The expression would be true, assuming $\lfloor\frac{2^{n^2+t}}{n^2+t}\rfloor \gt \frac{2^{n^2+t}}{n^2+t-1}$, only if (let us assume a big $n$ initially but for a small $n$ I think it should be fine as well):
$$\prod_{t \lt 2n+1} (2^{n^2+t}-((\frac{2^{n^2+t}}{n^2+t-1})(n^2+t))-2) \lt 0$$
Reordering:
$$\prod_{t \lt 2n+1} (2^{n^2+t}-((2^{n^2+t})(\frac{n^2+t}{n^2+t-1}))-2) \lt 0$$
The term $(\frac{n^2+t}{n^2+t-1})$ is monotone decreasing and its limit is $1$ so basically the whole term $2^{n^2+t}-(2^{n^2+t})(\frac{n^2+t}{n^2+t-1})$ is very close to $1$ as $n \to \infty$, so the quantity less $2$ will always be negative. As the quantity of the elements in $t \lt 2n+1$ is an odd number (from $0$ to $2n$ there are $2n+1$ elements), the whole product is negative.

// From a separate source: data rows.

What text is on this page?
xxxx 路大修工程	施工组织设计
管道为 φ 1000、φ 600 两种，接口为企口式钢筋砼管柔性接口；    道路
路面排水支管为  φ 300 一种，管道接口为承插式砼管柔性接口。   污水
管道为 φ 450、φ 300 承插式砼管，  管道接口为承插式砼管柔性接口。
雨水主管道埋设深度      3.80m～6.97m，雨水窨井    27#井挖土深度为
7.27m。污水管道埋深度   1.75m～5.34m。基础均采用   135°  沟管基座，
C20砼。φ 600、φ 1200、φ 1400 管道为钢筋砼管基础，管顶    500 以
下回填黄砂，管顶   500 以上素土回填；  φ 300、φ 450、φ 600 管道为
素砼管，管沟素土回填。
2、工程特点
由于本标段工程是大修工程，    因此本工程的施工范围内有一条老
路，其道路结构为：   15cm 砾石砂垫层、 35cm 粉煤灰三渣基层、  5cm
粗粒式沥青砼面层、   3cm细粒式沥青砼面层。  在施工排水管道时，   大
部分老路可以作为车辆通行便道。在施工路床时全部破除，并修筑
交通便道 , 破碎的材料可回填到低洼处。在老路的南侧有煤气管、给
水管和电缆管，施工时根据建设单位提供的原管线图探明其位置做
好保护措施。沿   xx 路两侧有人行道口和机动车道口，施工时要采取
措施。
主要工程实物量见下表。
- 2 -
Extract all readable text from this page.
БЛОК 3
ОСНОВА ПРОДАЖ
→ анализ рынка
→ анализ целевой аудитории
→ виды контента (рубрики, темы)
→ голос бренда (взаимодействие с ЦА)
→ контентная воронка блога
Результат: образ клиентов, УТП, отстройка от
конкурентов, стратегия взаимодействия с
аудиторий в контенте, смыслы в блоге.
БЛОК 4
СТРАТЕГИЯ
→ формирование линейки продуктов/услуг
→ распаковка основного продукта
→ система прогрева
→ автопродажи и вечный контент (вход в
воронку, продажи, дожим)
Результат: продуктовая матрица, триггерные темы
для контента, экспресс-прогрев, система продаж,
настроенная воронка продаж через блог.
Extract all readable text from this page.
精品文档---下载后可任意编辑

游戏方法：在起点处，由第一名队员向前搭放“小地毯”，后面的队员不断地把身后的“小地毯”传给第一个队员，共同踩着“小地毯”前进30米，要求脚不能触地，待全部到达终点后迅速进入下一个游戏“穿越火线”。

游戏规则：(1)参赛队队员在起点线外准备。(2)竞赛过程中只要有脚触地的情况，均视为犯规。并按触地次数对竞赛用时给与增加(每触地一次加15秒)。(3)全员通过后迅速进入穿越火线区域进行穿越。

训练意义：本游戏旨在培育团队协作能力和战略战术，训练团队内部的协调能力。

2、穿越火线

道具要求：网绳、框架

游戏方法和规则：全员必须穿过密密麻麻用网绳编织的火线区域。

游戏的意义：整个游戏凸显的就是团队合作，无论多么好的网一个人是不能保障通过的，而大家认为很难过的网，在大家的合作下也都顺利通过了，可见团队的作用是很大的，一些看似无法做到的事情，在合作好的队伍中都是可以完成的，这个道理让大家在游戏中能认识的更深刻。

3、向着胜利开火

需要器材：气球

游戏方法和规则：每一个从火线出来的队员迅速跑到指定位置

(b) In the other hand, if we assume that the conjecture is false for the interval $[n^2,(n+1)^2-1]$ then the following would hold:
$$\prod_{t \lt 2n+1} (2^{n^2+t}-(\lfloor\frac{2^{n^2+t}}{n^2+t}\rfloor(n^2+t))-2) \gt 0$$
But in this case, assuming $\lfloor\frac{2^{n^2+t}}{n^2+t}\rfloor \gt \frac{2^{n^2+t}}{n^2+t-1}$ would it be possible for the following expression being positive for the interval?:
$$\prod_{t \lt 2n+1} (2^{n^2+t}-((2^{n^2+t})(\frac{n^2+t}{n^2+t-1}))-2)$$
I am not sure if this kind of approach might show at least empirically something useful or not, but the idea of playing with the moduli of the whole interval seemed interesting, at least to think about it.
I would like to ask the following questions:
Can Legendre's conjecture be studied from the perspective of a Fermat's little theorem problem (a weaker version of the conjecture)? e.g. to obtain some facts, at least empirically, about the existence of Fermat's base $2$ primes in quadratic intervals?
Is it possible to conclude something about the existence of at least Fermat's "base $2$" (primes or pseudoprimes) in $[n^2,(n+1)^2]$ intervals, for a big $n$? Are there some papers regarding this topic? thank you!